Usually I just preach on one reading, takes less brainpower.  But today the Exodus reading just jumps out at you.  The Israelites, they’re on the run out of Egypt – they’re halfway across the Nullabor Plain and Moses and Aaron are in the front seat, and the kids are fighting in the back seat, and the whole time they’re saying ‘are we there yet?  … He won’t share! … Can we stop for a drink?’  They are afraid they’re not going to get what they need.

But God gives them what they need, what they need is bread, just enough for today, and that’s what God gives them.  What they want is another thing, and they start trying to save it up, maybe open up a little manna shop, except if you keep it overnight it goes off, even in the fridge.  You just get enough.

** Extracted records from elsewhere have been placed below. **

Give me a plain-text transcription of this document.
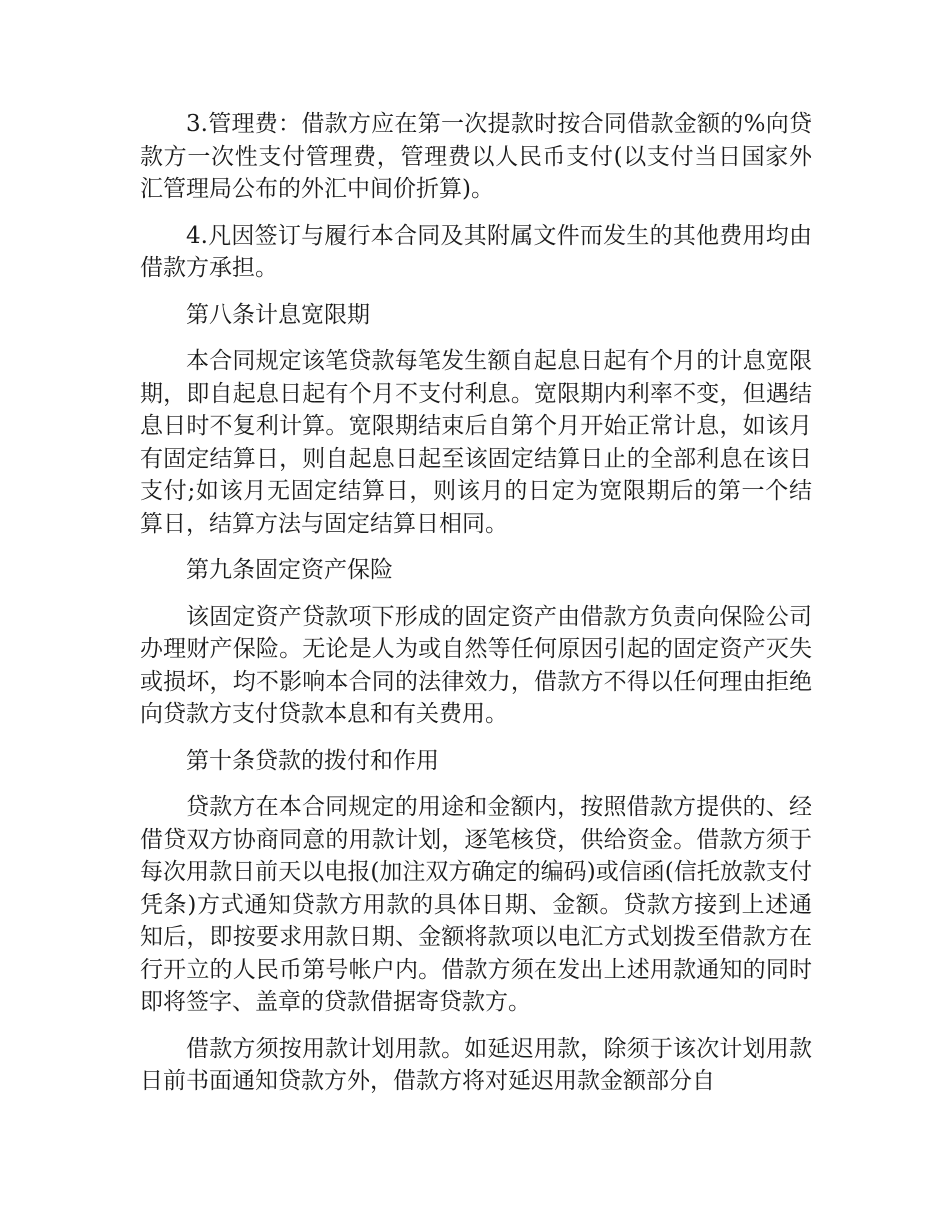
3.管理费：借款方应在第一次提款时按合同借款金额的%向贷款方一次性支付管理费，管理费以人民币支付(以支付当日国家外汇管理局公布的外汇中间价折算)。

4.凡因签订与履行本合同及其附属文件而发生的其他费用均由借款方承担。

第八条计息宽限期

本合同规定该笔贷款每笔发生额自起息日起有个月的计息宽限期，即自起息日起有个月不支付利息。宽限期内利率不变，但遇结息日时不复利计算。宽限期结束后自第个月开始正常计息，如该月有固定结算日，则自起息日起至该固定结算日止的全部利息在该日支付;如该月无固定结算日，则该月的日定为宽限期后的第一个结算日，结算方法与固定结算日相同。

第九条固定资产保险

该固定资产贷款项下形成的固定资产由借款方负责向保险公司办理财产保险。无论是人为或自然等任何原因引起的固定资产灭失或损坏，均不影响本合同的法律效力，借款方不得以任何理由拒绝向贷款方支付贷款本息和有关费用。

第十条贷款的拨付和作用

贷款方在本合同规定的用途和金额内，按照借款方提供的、经借贷双方协商同意的用款计划，逐笔核贷，供给资金。借款方须于每次用款日前天以电报(加注双方确定的编码)或信函(信托放款支付凭条)方式通知贷款方用款的具体日期、金额。贷款方接到上述通知后，即按要求用款日期、金额将款项以电汇方式划拨至借款方在行开立的人民币第号帐户内。借款方须在发出上述用款通知的同时即将签字、盖章的贷款借据寄贷款方。

借款方须按用款计划用款。如延迟用款，除须于该次计划用款日前书面通知贷款方外，借款方将对延迟用款金额部分自
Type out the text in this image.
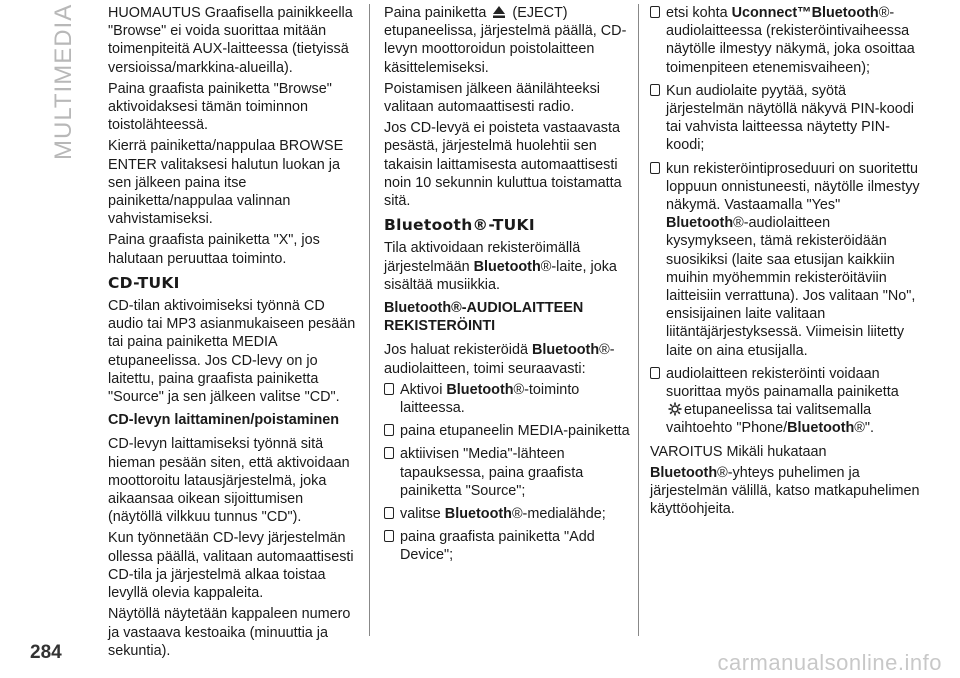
MULTIMEDIA HUOMAUTUS Graafisella painikkeella "Browse" ei voida suorittaa mitään toimenpiteitä AUX-laitteessa (tietyissä versioissa/markkina-alueilla).

Paina graafista painiketta "Browse" aktivoidaksesi tämän toiminnon toistolähteessä.

Kierrä painiketta/nappulaa BROWSE ENTER valitaksesi halutun luokan ja sen jälkeen paina itse painiketta/nappulaa valinnan vahvistamiseksi.

Paina graafista painiketta "X", jos halutaan peruuttaa toiminto.

CD-TUKI

CD-tilan aktivoimiseksi työnnä CD audio tai MP3 asianmukaiseen pesään tai paina painiketta MEDIA etupaneelissa. Jos CD-levy on jo laitettu, paina graafista painiketta "Source" ja sen jälkeen valitse "CD".

CD-levyn laittaminen/poistaminen

CD-levyn laittamiseksi työnnä sitä hieman pesään siten, että aktivoidaan moottoroitu latausjärjestelmä, joka aikaansaa oikean sijoittumisen (näytöllä vilkkuu tunnus "CD").

Kun työnnetään CD-levy järjestelmän ollessa päällä, valitaan automaattisesti CD-tila ja järjestelmä alkaa toistaa levyllä olevia kappaleita.

Näytöllä näytetään kappaleen numero ja vastaava kestoaika (minuuttia ja sekuntia).

Paina painiketta (EJECT) etupaneelissa, järjestelmä päällä, CD-levyn moottoroidun poistolaitteen käsittelemiseksi.

Poistamisen jälkeen äänilähteeksi valitaan automaattisesti radio.

Jos CD-levyä ei poisteta vastaavasta pesästä, järjestelmä huolehtii sen takaisin laittamisesta automaattisesti noin 10 sekunnin kuluttua toistamatta sitä.

Bluetooth®-TUKI

Tila aktivoidaan rekisteröimällä järjestelmään Bluetooth®-laite, joka sisältää musiikkia.

Bluetooth®-AUDIOLAITTEEN REKISTERÖINTI

Jos haluat rekisteröidä Bluetooth®-audiolaitteen, toimi seuraavasti:

Aktivoi Bluetooth®-toiminto laitteessa.

paina etupaneelin MEDIA-painiketta

aktiivisen "Media"-lähteen tapauksessa, paina graafista painiketta "Source";

valitse Bluetooth®-medialähde;

paina graafista painiketta "Add Device";

etsi kohta Uconnect™Bluetooth®-audiolaitteessa (rekisteröintivaiheessa näytölle ilmestyy näkymä, joka osoittaa toimenpiteen etenemisvaiheen);

Kun audiolaite pyytää, syötä järjestelmän näytöllä näkyvä PIN-koodi tai vahvista laitteessa näytetty PIN-koodi;

kun rekisteröintiproseduuri on suoritettu loppuun onnistuneesti, näytölle ilmestyy näkymä. Vastaamalla "Yes" Bluetooth®-audiolaitteen kysymykseen, tämä rekisteröidään suosikiksi (laite saa etusijan kaikkiin muihin myöhemmin rekisteröitäviin laitteisiin verrattuna). Jos valitaan "No", ensisijainen laite valitaan liitäntäjärjestyksessä. Viimeisin liitetty laite on aina etusijalla.

audiolaitteen rekisteröinti voidaan suorittaa myös painamalla painiketta etupaneelissa tai valitsemalla vaihtoehto "Phone/Bluetooth®".

VAROITUS Mikäli hukataan

Bluetooth®-yhteys puhelimen ja järjestelmän välillä, katso matkapuhelimen käyttöohjeita.

284	carmanualsonline.info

So here’s the difference between us and God – we’re focussed on what we want, and on what we deserve.  ‘Give us what we deserve!’ -  do you mind if I rephrase that?  ‘I’ll tell you what I deserve.  Give me that.’

But God doesn’t give them what they want – only what they need.  Why?  Because in God’s economy – in God’s scheme of things – what human beings are created for is to want God.  What human beings are created to rely on – is God.  Stashing a few kilos of manna behind the hump of your camel, means not being quite convinced that God’s promises are reliable.  That’s the point.  God doesn’t give me what I deserve.  Just as well, too.  God gives me what I need.  That’s why it’s in the prayer – word for word - give us today the bread we need for today.

Yes, but.  A few people still don’t seem to be getting it though, do they?  Where’s God when you need him, when at last you’ve worked out just what he is and isn’t promising.  When’s the next delivery of bread in Dafur, how many of the necessities of life got delivered last New Year’s Day in West Sumatra?  Because just think about the story – at 5 o’clock in the afternoon, just an hour before knockoff time at sunset, the only ones left at Centrelink are the lame and the sick.  The old, the blind, foreigners that nobody trusts.  They’re not getting the bread they need today, and even now in 2005, they still don’t seem to be.  The poor miss out, the old and the sick miss out in real life.  But not in Jesus’ story, not in the way God looks at things.  You know very well the rich still get richer in the world we live in, even in spite of parables.  It’s like Jesus’ parable about the man that went our and planted weeds in his back paddock.  It’s topsy-turvy, and why’s that?  Because Jesus is telling us that in heaven things are going to be different?  Oh, yes they are, too, because of all that remains a mystery to us the one thing we know for certain is that in heaven God’s way of looking at things is the only one there is.  But that’s not the only reason.  If it was, I couldn’t look you in the face and tell you that injustice and inequality has to wait until after the next life to get made right.  That’s not what the God who creates and who loves us intends.  The mustard seed kingdom that Jesus keeps talking about, over and over – is God’s topsy-turvy perspective that keeps on peeping around the corners of the world we live in, that keeps breaking in right where you know there shouldn’t be a single crack it could have got in.  It’s the life force, the irrepressible stuff that can only mean the Holy Spirit’s in town, and Jesus says, ‘I have a dream!  The ones that always miss out – they’re not going to miss out any more!  Everyone gets enough!  I dare you to believe me!’  And you say, ‘I’d like to, but I don’t quite see …’  And then he looks at you and says, ‘well, how many bread rolls have you got there?  Any you’re not using today?’  You lose concentration for a second, just for a moment you forget how much you dislike door-to-door salesmen, and you put a bread roll into somebody’s empty hands.  That’s all it takes.  The kingdom of God has just broken in.